Он знал, что слово «права» подействует на Джерри Квота как магическое заклинание. Для Джерри права являлись земными эквивалентами ангелов небесных. При одном упоминании этих высших сил Квот соизволил заткнуться, а у Бастера Рота тоже хватило ума если не заткнуться, то хотя бы замолчать, предоставив таким образом ректору самому отстаивать «права» Джоджо. Воспользовавшись паузой, Катлер продолжил:
— Итак, насколько я понимаю, все мы сходимся в том, что реферат мистера Йоханссена оказался неожиданно и даже, если можно так выразиться, подозрительно отличающимся в лучшую сторону от всех ранее поданных им работ — по крайней мере, что касается стиля изложения, то есть риторики.
— Что?
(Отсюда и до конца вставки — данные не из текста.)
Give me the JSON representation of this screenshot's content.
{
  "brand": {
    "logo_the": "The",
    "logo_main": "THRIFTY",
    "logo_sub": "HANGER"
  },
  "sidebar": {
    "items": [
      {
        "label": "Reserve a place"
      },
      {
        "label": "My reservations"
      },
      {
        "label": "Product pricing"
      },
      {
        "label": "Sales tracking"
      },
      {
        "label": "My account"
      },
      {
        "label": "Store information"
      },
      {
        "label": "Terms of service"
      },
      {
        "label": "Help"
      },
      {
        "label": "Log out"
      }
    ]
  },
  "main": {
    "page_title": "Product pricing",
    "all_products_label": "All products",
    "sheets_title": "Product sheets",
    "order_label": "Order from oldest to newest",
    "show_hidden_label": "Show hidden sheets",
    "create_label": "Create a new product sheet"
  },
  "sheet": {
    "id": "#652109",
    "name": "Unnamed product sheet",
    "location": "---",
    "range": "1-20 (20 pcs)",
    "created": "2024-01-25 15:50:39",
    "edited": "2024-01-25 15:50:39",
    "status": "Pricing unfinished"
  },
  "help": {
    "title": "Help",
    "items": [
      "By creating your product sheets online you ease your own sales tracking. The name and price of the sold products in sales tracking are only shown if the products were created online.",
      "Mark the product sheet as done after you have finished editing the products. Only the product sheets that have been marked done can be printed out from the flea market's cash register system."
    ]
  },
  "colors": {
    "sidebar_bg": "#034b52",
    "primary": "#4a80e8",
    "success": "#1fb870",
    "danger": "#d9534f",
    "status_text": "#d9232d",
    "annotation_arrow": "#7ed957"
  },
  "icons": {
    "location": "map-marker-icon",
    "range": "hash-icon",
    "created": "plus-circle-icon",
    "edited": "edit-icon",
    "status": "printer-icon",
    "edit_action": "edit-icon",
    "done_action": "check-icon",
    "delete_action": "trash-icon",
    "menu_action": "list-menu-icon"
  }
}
Риторики? — переспросил Джерри Квот. — Да он половину слов из этого реферата просто прочитать не может, не то что объяснить их значение!
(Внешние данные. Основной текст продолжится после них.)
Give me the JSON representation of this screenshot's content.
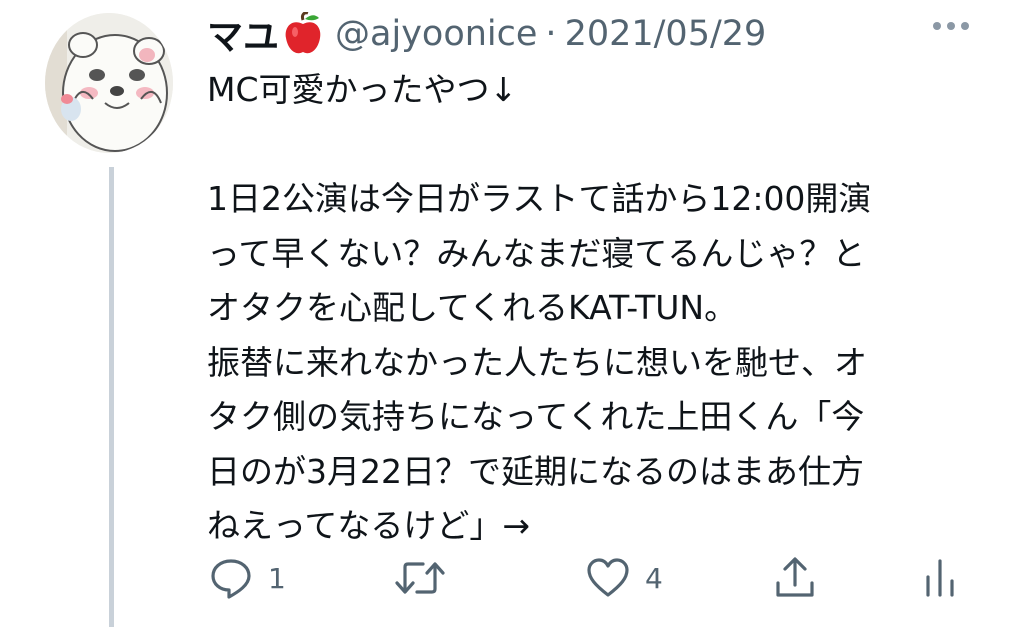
{
  "tweet": {
    "author_name": "マユ",
    "author_emoji": "apple-icon",
    "handle": "@ajyoonice",
    "separator": "·",
    "date": "2021/05/29",
    "lines": [
      "MC可愛かったやつ↓",
      "",
      "1日2公演は今日がラストて話から12:00開演",
      "って早くない？みんなまだ寝てるんじゃ？と",
      "オタクを心配してくれるKAT-TUN。",
      "振替に来れなかった人たちに想いを馳せ、オ",
      "タク側の気持ちになってくれた上田くん「今",
      "日のが3月22日？で延期になるのはまあ仕方",
      "ねえってなるけど」→"
    ]
  },
  "actions": {
    "reply_count": "1",
    "retweet_count": "",
    "like_count": "4"
  },
  "icons": {
    "reply": "reply-icon",
    "retweet": "retweet-icon",
    "like": "heart-icon",
    "share": "share-icon",
    "analytics": "analytics-icon",
    "more": "more-icon"
  },
  "colors": {
    "text": "#0f1419",
    "secondary": "#536471",
    "icon": "#536471",
    "thread_line": "#c9d1d9"
  }
}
— Ну хорошо, признаем, что и в отношении словарного состава и использованного терминологического корпуса у нас возникают некоторые подозрения. Но ведь именно эти подозрения и ставят нас в весьма затруднительную ситуацию. Нет смысла убеждать вас, насколько неприемлемым я считаю плагиат в любом его проявлении. Вряд ли найдется более строгий и суровый судья, чем я, когда дело доходит до наказания за плагиат. Но, с другой стороны, закон толкует явление плагиата вполне ясно и точно: факт плагиата считается доказанным только в том случае, если найден первоисточник, содержащий ту же информацию, что и работа, попавшая под подозрение. Как мне кажется, Стэн Вайсман провел назначенное мною расследование наилучшим образом. — Ректор счел необходимым назвать инспектора из учебной части не по должности, а по имени и фамилии — по его еврейской фамилии, ради спокойствия профессора Квота. — Уверяю вас, инспектор проделал огромную работу. При помощи различных поисковых систем он изучил все веб-сайты, предоставляющие студентам рефераты и курсовые работы, на предмет обнаружения идентичного или в достаточной степени схожего текста. Кроме того, он исследовал все рефераты на эту тему, сданные другими студентами, включая три, написанных товарищами мистера Йоханссена по команде. В результате — ничего, ни одной зацепки. Инспектор переговорил, он, не побоюсь этого слова, допросил с пристрастием мистера Йоханссена, который отрицает, что пользовался какой-либо помощью, кроме цитирования книг, указанных в библиографии к реферату. Допрошен был и куратор мистера Йоханссена, студент старшего курса Эдам Геллин, который также отрицает, что написал этот реферат или каким-либо образом участвовал в написании.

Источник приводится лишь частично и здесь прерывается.